Bouncingturtle re the group. I've been to a breastfeeding support group like that before. I went for weeks on end and not one other person showed up. I was the only breastfeeder in the village though.....

fairlylights - i can't believe that your dd is 2!! Glad to hear that things are going well for you. Fingers crossed the night weaning is as succesful here.

FairyLightsForever · 22/04/2009 19:59

Mawbroon- I found that XP getting up to DD really helped break the habit. The first couple of nights she was really upset and calling for me, which was horrible, she'd take about half an hour to settle. By the end of the week she's see that it was him, turn over and be asleep again within 5mins- she knew he was no use to her!

When it went back to being me getting up to her, I wore a long kaftan to sleep in, so that I was less accessable, because she was literally tearing at my pj's demanding milk. It took her a few days to accept that "milkies are sleeping" but she's ok now.

I had to do it, her sleep pattern was ridiculous, she'd got to the stage of waking every 2hrs like a new born and I was exhausted!

My fingers are firmly crossed for you, Good Luck

BouncingTurtle · 23/04/2009 07:47

Grrr had a really long post and DS has just deleted for me!

FLF - YEp, been there, sleep deprivation is a killer! DS is getting better I think!

Mawbroon, I'm still hopeful for the group, it's just that my local Surestart are terrible at publicising their services!
There is what used to be the Baby Cafe and has now been renamed Breastfeeder's Lunch Club on a Tuesday. It is very popular and there has been some concern that new mums are being put off coming as there are quite a few older babies and toddlers that go. So they have started this new group to try and encourage mums with older babies and toddlers to go to this group and leave the Lunch Club for the mums with non-mobile babies.

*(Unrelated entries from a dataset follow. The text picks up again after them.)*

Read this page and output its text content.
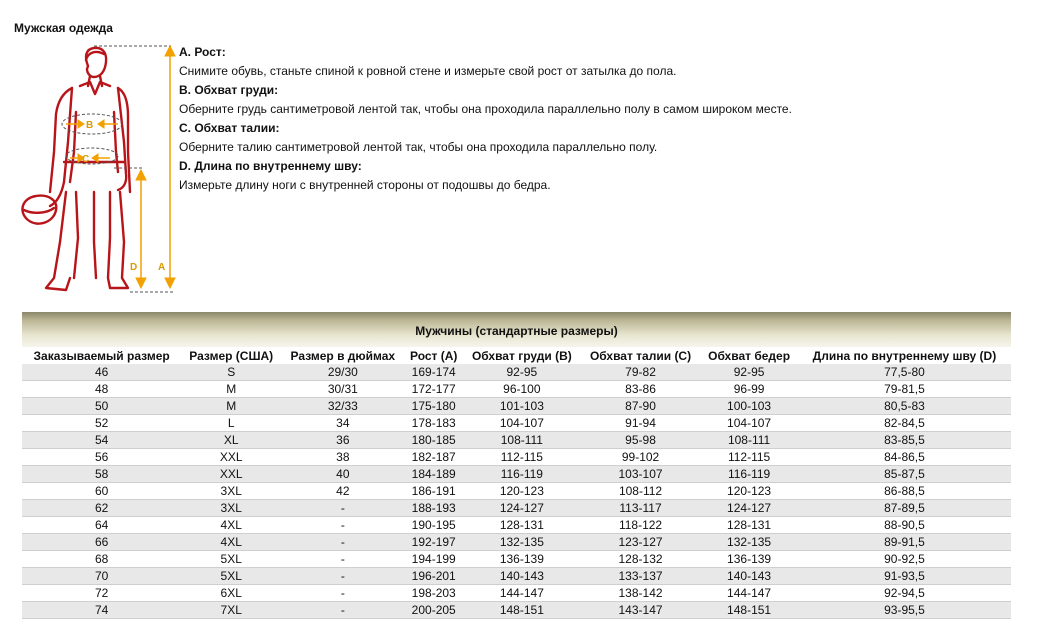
Мужская одежда
B
C
A
D
A. Рост:
Снимите обувь, станьте спиной к ровной стене и измерьте свой рост от затылка до пола.
B. Обхват груди:
Оберните грудь сантиметровой лентой так, чтобы она проходила параллельно полу в самом широком месте.
C. Обхват талии:
Оберните талию сантиметровой лентой так, чтобы она проходила параллельно полу.
D. Длина по внутреннему шву:
Измерьте длину ноги с внутренней стороны от подошвы до бедра.
Мужчины (стандартные размеры)
Заказываемый размер	Размер (США)	Размер в дюймах	Рост (A)	Обхват груди (B)	Обхват талии (C)	Обхват бедер	Длина по внутреннему шву (D)
46	S	29/30	169-174	92-95	79-82	92-95	77,5-80
48	M	30/31	172-177	96-100	83-86	96-99	79-81,5
50	M	32/33	175-180	101-103	87-90	100-103	80,5-83
52	L	34	178-183	104-107	91-94	104-107	82-84,5
54	XL	36	180-185	108-111	95-98	108-111	83-85,5
56	XXL	38	182-187	112-115	99-102	112-115	84-86,5
58	XXL	40	184-189	116-119	103-107	116-119	85-87,5
60	3XL	42	186-191	120-123	108-112	120-123	86-88,5
62	3XL	-	188-193	124-127	113-117	124-127	87-89,5
64	4XL	-	190-195	128-131	118-122	128-131	88-90,5
66	4XL	-	192-197	132-135	123-127	132-135	89-91,5
68	5XL	-	194-199	136-139	128-132	136-139	90-92,5
70	5XL	-	196-201	140-143	133-137	140-143	91-93,5
72	6XL	-	198-203	144-147	138-142	144-147	92-94,5
74	7XL	-	200-205	148-151	143-147	148-151	93-95,5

Though they are not trying to put age limits on either club, newborns would be welcome at the Older Baby Group, equally there is no plan to stop older babies and toddlers being at the lunch club.
It's good that they are very keen to ensure that everyone is catered for and most importantly, that they recognise just because you have been bfing for months/years you still may need support! Even if is a pat on the back

mawbroon · 23/04/2009 08:30

The group I go to make it very clear that anybody is welcome at either group, but the focus will be on the younger/older babies depending on which week it is IYSWIM.

My worry about completely seperating the older babies off is that the mothers of the younger babies won't get a chance to tap into the wealth of knowledge and experience on offer from the mothers of older babies/toddlers.